De joelhos. Com esse gesto inusitado, representantes da Igreja Católica pediram perdão no fim de maio às comunidades camponesas herdeiras do povo indígena Tallán, no Peru.
Durante anos, elas denunciaram o roubo de suas terras e a perseguição por parte de empresas ligadas ao Sodalício de Vida Cristã, um agrupamento religioso ultraconservador fundado em 1971 por Fernando Figari e que foi suprimido por ordem do papa Francisco em abril de 2025.
A decisão do falecido pontífice ocorreu após a investigação das denúncias de abusos sexuais e corrupção que o Sodalicio enfrentava no país sul-americano.
"Estamos aqui para pedir perdão em nome da Igreja.
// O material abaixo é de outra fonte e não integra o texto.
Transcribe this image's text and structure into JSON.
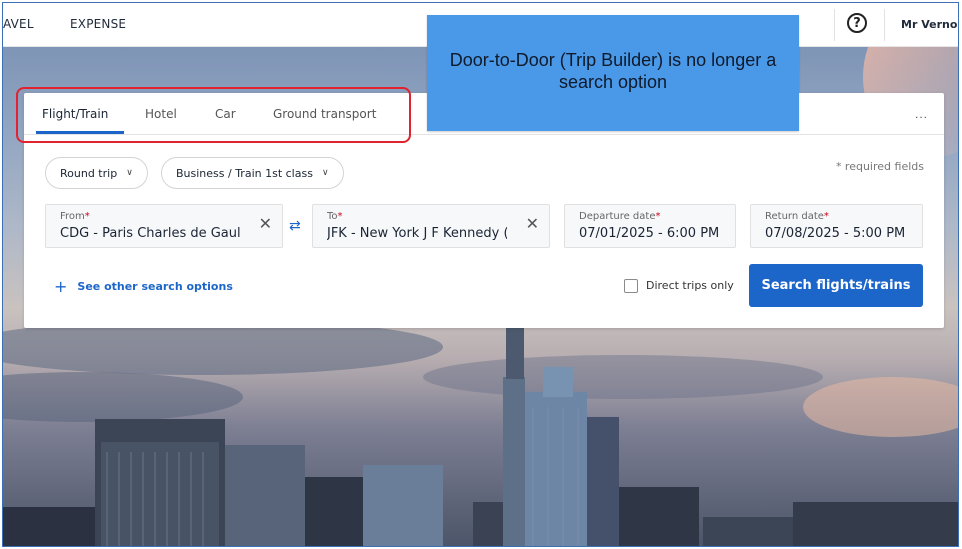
{
  "topnav": {
    "travel_label": "AVEL",
    "expense_label": "EXPENSE",
    "help_label": "?",
    "user_name": "Mr Vernon B"
  },
  "tabs": [
    {
      "label": "Flight/Train",
      "active": true
    },
    {
      "label": "Hotel",
      "active": false
    },
    {
      "label": "Car",
      "active": false
    },
    {
      "label": "Ground transport",
      "active": false
    }
  ],
  "more_menu": "...",
  "trip_type": "Round trip",
  "cabin_class": "Business / Train 1st class",
  "required_note": "* required fields",
  "from": {
    "label": "From",
    "value": "CDG - Paris Charles de Gaulle"
  },
  "to": {
    "label": "To",
    "value": "JFK - New York J F Kennedy (N"
  },
  "departure": {
    "label": "Departure date",
    "value": "07/01/2025 - 6:00 PM"
  },
  "return": {
    "label": "Return date",
    "value": "07/08/2025 - 5:00 PM"
  },
  "required_star": "*",
  "clear_glyph": "✕",
  "swap_glyph": "⇄",
  "chevron_glyph": "∨",
  "plus_glyph": "+",
  "other_options_label": "See other search options",
  "direct_trips_label": "Direct trips only",
  "direct_trips_checked": false,
  "search_button_label": "Search flights/trains",
  "callout_text": "Door-to-Door (Trip Builder) is no longer a search option",
  "colors": {
    "accent": "#1d66c9",
    "callout": "#4a98e8",
    "highlight": "#e0232e",
    "required": "#d0021b"
  },
  "icons": {
    "help": "help-icon",
    "clear": "close-icon",
    "swap": "swap-icon",
    "chevron": "chevron-down-icon",
    "plus": "plus-icon"
  }
}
Chegamos tarde, deveríamos ter chegado há 20 anos, e sentimos muito por isso", disse na missa celebrada na cidade de Catacaos, no noroeste do Peru, monsenhor Jordi Bertomeu, enviado especial do Vaticano para a fase de dissolução do sodalício no Peru.
Representantes da Igreja pedem perdão à comunidade San Juan Bautista de Catacaos.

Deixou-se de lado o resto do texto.